China has been accused of locking away around 1,000,000 Muslim people in prison camps in its western Xinjiang region.
The government denies the claims, instead claiming people willingly attend special training centres aimed at combatting extremism.
Last week, human rights campaigners said detainees were being forced into the centres to try to bring them into line with Communist Party thinking.
https://metro.co.uk/video/china-says-interning-muslims-brings-modern-world-1788838/?ito=vjs-link
Sophie Richardson, China director of Human Rights Watch, said the government’s statement and accompanying footage from inside the ‘schools’ was ‘ludicrous propaganda’.
‘We documented torture, we documented ill treatment,’ she said.
The BBC has today published a report on the secret mass detention of the hundreds of thousands of minority Muslims, using satellite images to expose dozens of the suspected prison camps.
Set up in former schools, the camps house accommodation blocks and watch towers. Relatives are seen queuing up to visit those inside.
China calls the old schools ‘vocational training centres’ saying they have been set up to combat the spread of extremism.
A new camp was seen in the BBC’s satellite pictures surrounded by 16 watchtowers.
When reporters went to explore by car, they found it was being built upon on a huge scale, with a number of cranes visible. They were quickly told to leave. ‘It’s like a city,’ BBC reporter John Sudworth says.
‘If this really is all about education then why the effort to stop us getting close?’

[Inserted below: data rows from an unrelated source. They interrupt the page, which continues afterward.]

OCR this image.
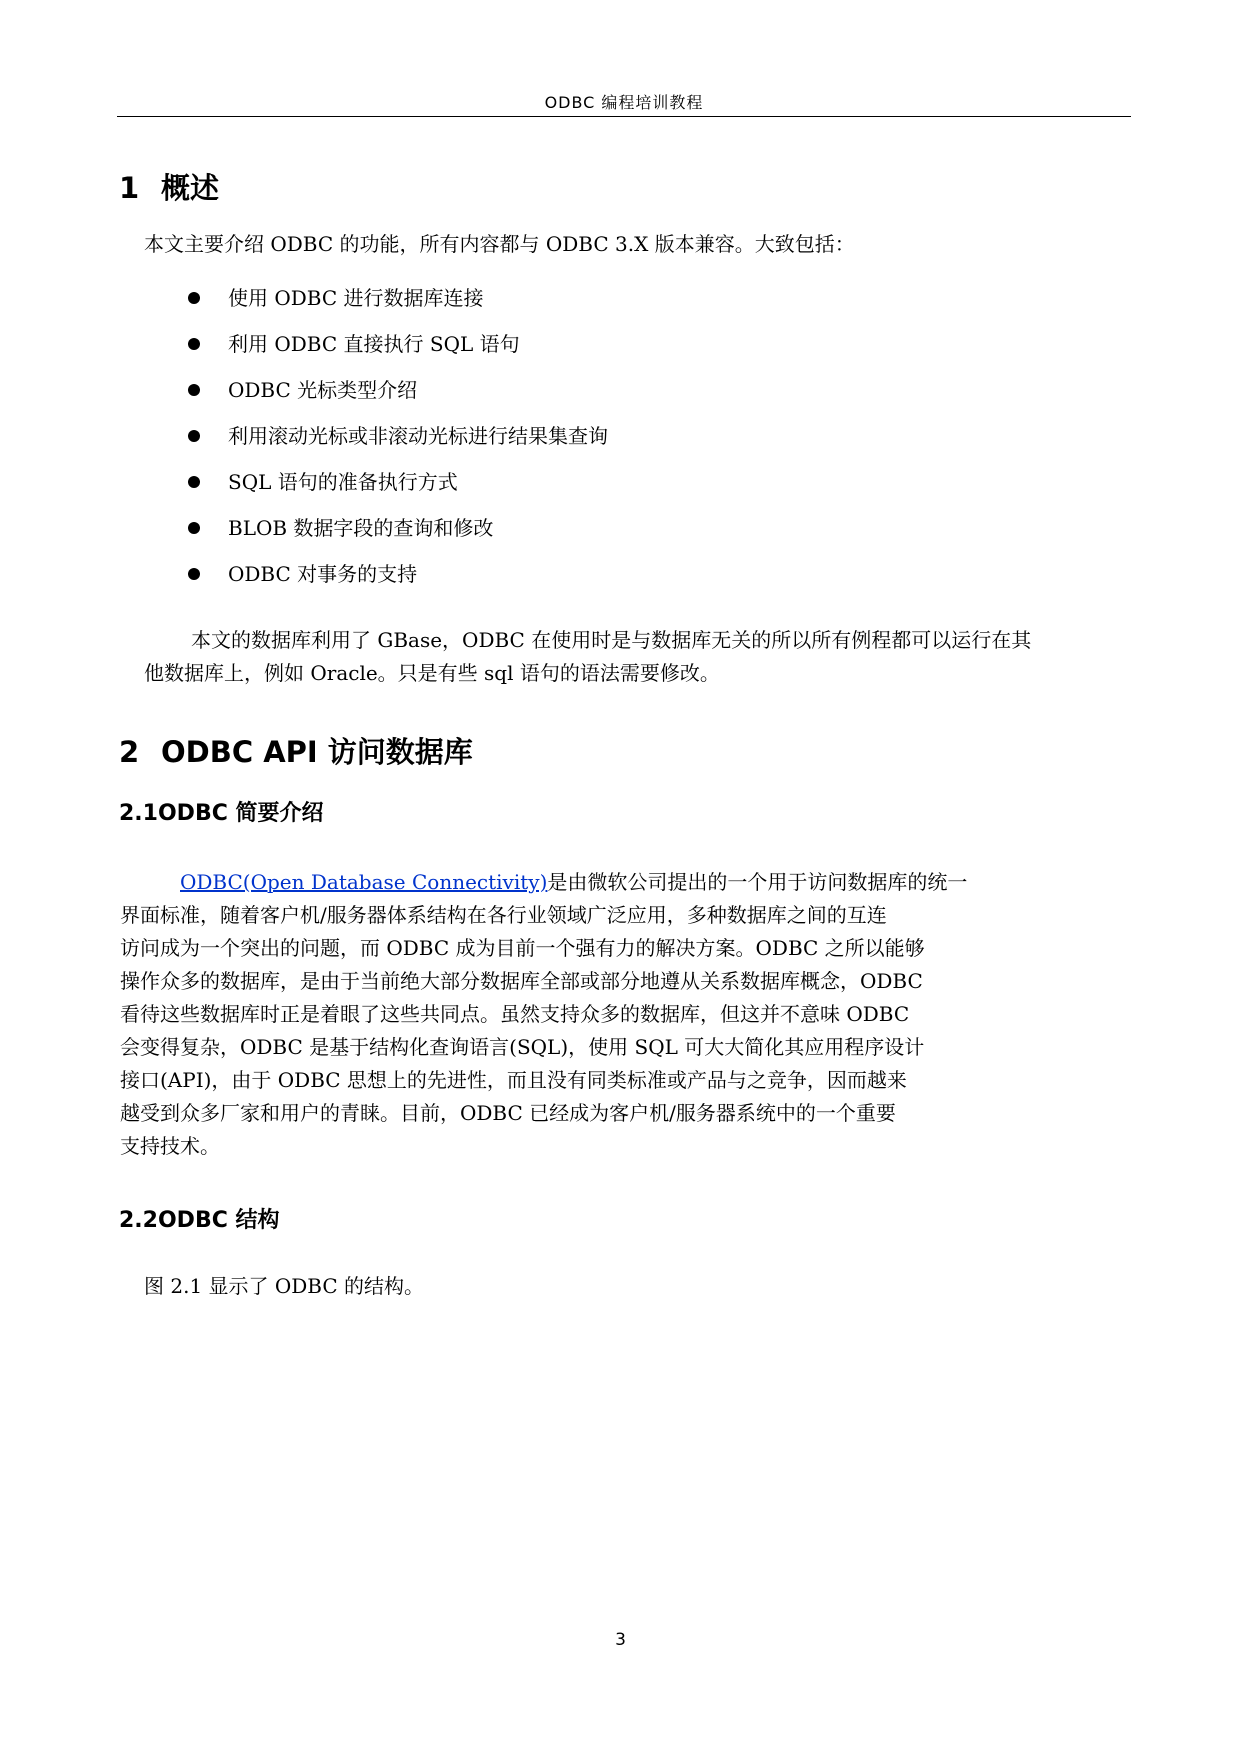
ODBC 编程培训教程
1 概述
本文主要介绍 ODBC 的功能，所有内容都与 ODBC 3.X 版本兼容。大致包括：
使用 ODBC 进行数据库连接
利用 ODBC 直接执行 SQL 语句
ODBC 光标类型介绍
利用滚动光标或非滚动光标进行结果集查询
SQL 语句的准备执行方式
BLOB 数据字段的查询和修改
ODBC 对事务的支持
本文的数据库利用了 GBase，ODBC 在使用时是与数据库无关的所以所有例程都可以运行在其
他数据库上，例如 Oracle。只是有些 sql 语句的语法需要修改。
2 ODBC API 访问数据库
2.1ODBC 简要介绍
ODBC(Open Database Connectivity)是由微软公司提出的一个用于访问数据库的统一
界面标准，随着客户机/服务器体系结构在各行业领域广泛应用，多种数据库之间的互连
访问成为一个突出的问题，而 ODBC 成为目前一个强有力的解决方案。ODBC 之所以能够
操作众多的数据库，是由于当前绝大部分数据库全部或部分地遵从关系数据库概念，ODBC
看待这些数据库时正是着眼了这些共同点。虽然支持众多的数据库，但这并不意味 ODBC
会变得复杂，ODBC 是基于结构化查询语言(SQL)，使用 SQL 可大大简化其应用程序设计
接口(API)，由于 ODBC 思想上的先进性，而且没有同类标准或产品与之竞争，因而越来
越受到众多厂家和用户的青睐。目前，ODBC 已经成为客户机/服务器系统中的一个重要
支持技术。
2.2ODBC 结构
图 2.1 显示了 ODBC 的结构。
3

China has characterised its mass internment of Muslims as a push to bring into the ‘modern, civilised’ world a ‘destitute people’ who are ‘easily led astray’ – a depiction that analysts said bore troubling colonial overtones.

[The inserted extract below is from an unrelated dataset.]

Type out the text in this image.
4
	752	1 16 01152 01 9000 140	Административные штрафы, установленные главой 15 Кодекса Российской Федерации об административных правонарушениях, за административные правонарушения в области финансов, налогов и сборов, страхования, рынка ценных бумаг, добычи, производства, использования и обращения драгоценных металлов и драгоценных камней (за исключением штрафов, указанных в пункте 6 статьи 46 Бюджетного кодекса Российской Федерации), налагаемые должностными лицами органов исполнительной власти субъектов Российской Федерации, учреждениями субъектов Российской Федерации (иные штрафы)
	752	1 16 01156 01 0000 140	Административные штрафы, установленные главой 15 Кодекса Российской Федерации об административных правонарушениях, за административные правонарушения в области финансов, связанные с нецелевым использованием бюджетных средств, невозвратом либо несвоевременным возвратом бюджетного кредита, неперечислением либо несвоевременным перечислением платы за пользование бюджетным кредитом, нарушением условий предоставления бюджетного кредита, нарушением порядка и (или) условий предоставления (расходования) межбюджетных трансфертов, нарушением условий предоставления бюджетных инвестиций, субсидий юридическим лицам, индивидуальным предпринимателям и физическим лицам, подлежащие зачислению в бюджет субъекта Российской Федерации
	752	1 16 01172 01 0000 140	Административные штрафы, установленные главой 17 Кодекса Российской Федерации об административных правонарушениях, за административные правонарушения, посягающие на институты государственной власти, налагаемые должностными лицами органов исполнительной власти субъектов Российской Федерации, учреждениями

The ruling Communist Party released a report on Tuesday last week to defend the detention of Central Asian Muslim minorities – including Uighur and Kasakh Muslims – without trial.
According to estimates made by the UN, around 1,000,000 people have been arbitrarily detained in mass internment camps.
Former detainees have described being tortured, forced to drop their Islamic beliefs and have had their children taken away and placed in orphanages.
The government says they are trying to bring ‘indigenous Central Asian ethnic minorities into Han Chinese society and in turn, a “modern” lifestyle’, the official Xinhua News Agency claimed.
Xinjiang Governor Shohrat Zakir said authorities were providing people with lessons on Mandarin, Chinese history and laws, hoping to ‘steer them away from extremism’.
China says the camps – or ‘education centres’ – are necessary for countering the threat of terrorism, despite growing alarm from the US and the United Nations.